Eine Stunde abtauchen in eine Welt ohne visuelle Informationen

Wetzlar | Einer solchen irritierenden Erfahrung setzten sich Teilnehmende der Reha-Maßnahme QuiT im vergangenen Jahr freiwillig aus. Im Rahmen dieser beruflichen Rehamaßnahme sollten die Teilnehmenden reflektieren, dass es viele verschiedene Formen von „Einschränkung“ oder „Behinderung“ gibt und ebenso viele Wege, damit umzugehen. So kann das Fehlen eines Sinnes durch Schärfung anderer Sinne, durch gekonnte Handhabung von Hilfsmitteln und vertrauensvolle Kooperation ausgeglichen werden, so dass sich mancher blinde Mensch weniger beeinträchtigt fühlt als so mancher sehende. Schon allein sich dieser Selbsterfahrung einmal auzusetzen erfordert Mut. Trotzdem waren alle Teilnehmende sofort bereit für diese Exkursionsplanung. Die Gruppe gab jedem ausreichend Kraft und Halt, so dass alle bereit waren für eine Stunde Dunkelheit.

So machten wir uns an einem sonnigen Tag mit dem Zug auf nach Frankfurt. Der erste Anlaufpunkt war die Kleinmarkthalle in der Stadtmitte mit ihrer Fülle an visuellen Eindrücken: Obst, Kräuter, Blumen und Gewürze in allen Farben und den verschiedensten Strukturen, Oberflächen und Größen! Hier wurde geschaut, geprüft und für ein geplantes gemeinsames Kochevent eingekauft. Gestärkt mit einem Kaffee ging es dann weiter zum Museum „Dialog im Dunkeln“.

Nach einer kurzen Eingewöhnungszeit im Halbdunkeln und einer Einführung in die Benutzung eines Blindenstocks, befanden sich die Teilnehmenden dann in absoluter Dunkelheit, ohne jede Möglichkeit einer visuellen Orientierung. Rechts, links, vorne, hinten, oben, unten – nichts konnte gesehen werden, alles konnte nur durch den eigenen Körper und die Schwerkraft erspürt, mit den Händen und dem Stock ertastet und mit den Ohren akustisch lokalisiert werden.

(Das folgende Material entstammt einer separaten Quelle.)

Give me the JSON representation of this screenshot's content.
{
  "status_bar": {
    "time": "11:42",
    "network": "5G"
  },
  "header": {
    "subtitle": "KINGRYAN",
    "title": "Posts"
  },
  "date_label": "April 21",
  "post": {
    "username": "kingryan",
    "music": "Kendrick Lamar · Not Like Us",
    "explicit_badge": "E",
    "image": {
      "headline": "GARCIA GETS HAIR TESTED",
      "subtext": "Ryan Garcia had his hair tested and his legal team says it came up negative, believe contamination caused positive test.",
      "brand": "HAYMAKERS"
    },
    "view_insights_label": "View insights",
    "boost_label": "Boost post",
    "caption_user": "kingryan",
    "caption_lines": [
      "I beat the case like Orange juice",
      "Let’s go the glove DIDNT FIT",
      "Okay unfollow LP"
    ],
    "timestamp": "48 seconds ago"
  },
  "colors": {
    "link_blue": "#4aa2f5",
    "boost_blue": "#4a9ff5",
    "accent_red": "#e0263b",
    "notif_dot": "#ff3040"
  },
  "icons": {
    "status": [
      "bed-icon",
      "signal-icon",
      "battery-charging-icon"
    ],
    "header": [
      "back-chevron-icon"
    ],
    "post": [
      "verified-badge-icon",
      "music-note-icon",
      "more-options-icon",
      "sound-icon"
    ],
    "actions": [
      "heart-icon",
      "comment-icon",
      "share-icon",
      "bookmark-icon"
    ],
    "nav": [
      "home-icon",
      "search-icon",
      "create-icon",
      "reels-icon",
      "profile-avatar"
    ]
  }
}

Angeleitet durch eine in der Dunkelheit erfahrene Guide führte der Weg durch Räume, deren Zuschnitt und Größe höchstens erahnt werden konnten. Für die nächsten 60 Minuten war nun jede*r mehr oder weniger hilflos und versuchte eigene Strategien zu entwickeln, sich ohne visuelle Informationen in der Dunkelheit zurechtzufinden und mit der eigenen Unsicherheit und Angst umzugehen, sich weh zu tun oder einen anderen anzurempeln. Schnell fasste die Gruppe Vertrauen zu ihrer Guide, die sich gut auskannte, gut orientiert war und sich, obwohl der gleichen Blindheit ausgesetzt, sicher in der Dunkelheit bewegte. Unter ihrer Anleitung gelang es allen, eine Straße zu überqueren, sich in einer Wohnung oder über einen Markt zu bewegen, Dinge zu ertasten oder Gerüche bewusst wahrzunehmen und zu identifizieren.

Zuvor noch von der optischen Fülle der Kleinmarkthalle beeindruckt, hatte sich hier die Wahrnehmung dramatisch verändert. Allein angewiesen auf den Tastsinn, das Gehör und den Geruch wurde der Duft von Ananas und Äpfeln freudig erkannt und intensiver erlebt.

Bei einer anschließenden Gesprächsrunde in der dunklen Bar konnten zahlreiche Fragen zum alltäglichen Leben mit Blindheit gestellt werden. Selbst durch gesundheitliche Beschwerden eingeschränkt, wurden von den Teilnehmenden Vergleiche angestellt, Erfahrungen ausgetauscht und neue Eindrücke gewonnen. Selbst auf die tags zuvor in einer Bewerbungssimulation aufgetauchte Frage „Wie erklären Sie einem Blinden die Farbe rot?“ gab es von der Museumsangestellten eine ausführliche Antwort. Auch nach Beendigung der Veranstaltung blieb unsere Guide für uns „im Dunkeln“. Wir hatten uns nur durch ihre freundliche Stimme und ihr Verhalten ein Bild von ihr machen können.

Ein Ausflug, der zum Nachdenken anregte, zum neuen Einschätzen der eigenen Situation und bei allen das Resümee hinterließ: Wie schön, dass wir nach einer Stunde totaler Dunkelheit wieder das Sonnenlicht erblicken durften.